Critical role of metabotropic glutamate receptor 4 in bone marrow-derived dendritic cells in the Th17 cell differentiation and the melanogenesis of B16 cells

Detalhes bibliográficos
Autor(a) principal: Zhao,Guangming
Data de Publicação: 2020
Outros Autores: Zhou,Wenhui, Liu,Ying, Wang,Yupeng, Li,Zhou, Song,Zhiqi
Tipo de documento: Artigo
Idioma: eng
Título da fonte: Brazilian Journal of Medical and Biological Research
Texto Completo: http://old.scielo.br/scielo.php?script=sci_arttext&pid=S0100-879X2020000400604
Resumo: Vitiligo is an acquired pigmentary disorder resulting from selective destruction of melanocytes. Emerging studies have suggested that T helper cell 17 (Th17) is potentially implicated in vitiligo development and progression. It was recently discovered that metabotropic glutamate receptor 4 (mGluR4) can modulate Th17-mediated adaptive immunity. However, the influence of mGluR4 on melanogenesis of melanocytes has yet to be elucidated. In the present study, we primarily cultured mouse bone marrow-derived dendritic cells (BMDC) and then knocked down and over-expressed mGluR4 using transfection. Transduced BMDC were co-cultured with CD4+ T cells and the expression of Th17-related cytokines were measured. The morphology and melanogenesis of B16 cells were observed after being treated with co-culture medium of CD4+ T cells and transduced BMDC. We found that mGluR4 knockdown did not affect the co-stimulatory CD80 and CD86 upregulation after lipopolysaccharide stimulation but did increase the expression of Th17-related cytokines, and further down-regulated the expression of microphthalmia-associated transcription factor (MITF) and the downstream genes, decreased melanin production, and destroyed the morphology of B16 cells.

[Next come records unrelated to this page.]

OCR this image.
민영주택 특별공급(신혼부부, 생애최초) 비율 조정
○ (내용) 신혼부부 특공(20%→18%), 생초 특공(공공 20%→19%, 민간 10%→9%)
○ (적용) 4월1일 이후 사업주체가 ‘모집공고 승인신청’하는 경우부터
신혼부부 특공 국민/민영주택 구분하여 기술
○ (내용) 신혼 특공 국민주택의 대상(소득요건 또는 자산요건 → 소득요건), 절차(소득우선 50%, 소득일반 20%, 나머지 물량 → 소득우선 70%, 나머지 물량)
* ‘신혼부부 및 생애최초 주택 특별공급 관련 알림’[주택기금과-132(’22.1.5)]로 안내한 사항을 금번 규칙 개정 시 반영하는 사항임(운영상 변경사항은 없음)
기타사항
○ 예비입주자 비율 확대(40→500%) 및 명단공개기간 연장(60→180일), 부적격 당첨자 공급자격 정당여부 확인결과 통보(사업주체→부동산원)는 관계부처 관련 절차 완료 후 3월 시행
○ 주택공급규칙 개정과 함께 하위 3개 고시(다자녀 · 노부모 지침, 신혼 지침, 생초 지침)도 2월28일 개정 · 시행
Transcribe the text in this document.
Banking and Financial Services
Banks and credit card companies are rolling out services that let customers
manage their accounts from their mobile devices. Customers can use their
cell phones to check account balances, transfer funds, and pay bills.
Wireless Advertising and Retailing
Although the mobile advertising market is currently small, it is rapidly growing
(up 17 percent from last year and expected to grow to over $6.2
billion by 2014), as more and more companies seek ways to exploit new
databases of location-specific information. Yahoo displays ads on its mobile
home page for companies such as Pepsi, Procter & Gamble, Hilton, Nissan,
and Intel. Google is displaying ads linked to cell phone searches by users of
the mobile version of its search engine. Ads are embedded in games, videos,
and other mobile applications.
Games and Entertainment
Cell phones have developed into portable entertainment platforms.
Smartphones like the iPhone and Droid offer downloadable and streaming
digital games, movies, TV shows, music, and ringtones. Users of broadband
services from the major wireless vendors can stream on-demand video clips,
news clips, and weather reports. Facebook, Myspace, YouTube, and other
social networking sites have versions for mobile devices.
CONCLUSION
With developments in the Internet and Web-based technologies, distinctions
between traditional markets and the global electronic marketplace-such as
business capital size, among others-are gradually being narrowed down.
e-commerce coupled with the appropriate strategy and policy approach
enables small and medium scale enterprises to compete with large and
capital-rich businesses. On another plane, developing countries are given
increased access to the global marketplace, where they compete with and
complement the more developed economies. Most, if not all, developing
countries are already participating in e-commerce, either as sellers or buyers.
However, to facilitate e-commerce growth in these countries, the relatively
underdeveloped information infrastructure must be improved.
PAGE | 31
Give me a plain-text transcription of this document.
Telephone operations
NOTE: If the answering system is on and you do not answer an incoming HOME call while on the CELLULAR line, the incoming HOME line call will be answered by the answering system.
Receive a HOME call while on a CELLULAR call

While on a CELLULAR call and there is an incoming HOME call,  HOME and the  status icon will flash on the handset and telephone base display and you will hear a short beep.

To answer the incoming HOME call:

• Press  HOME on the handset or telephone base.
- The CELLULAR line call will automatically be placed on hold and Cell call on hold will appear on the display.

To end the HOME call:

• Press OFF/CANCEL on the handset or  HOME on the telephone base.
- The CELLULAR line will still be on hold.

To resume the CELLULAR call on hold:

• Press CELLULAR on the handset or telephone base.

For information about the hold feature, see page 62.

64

Conversely, over-expression of mGluR4 reduced the expression of CD80 and CD86, suppressed the production of Th17-related cytokines, increased the expression of MITF, and did not destroy the morphology of B16 cells. Our study confirmed that mGluR4 modulated the Th17 cell polarization and resulted in the alteration of melanogenesis and morphology of B16 cells. Collectively, these findings suggest mGluR4 might be a potent target involved in the immune pathogenesis of vitiligo.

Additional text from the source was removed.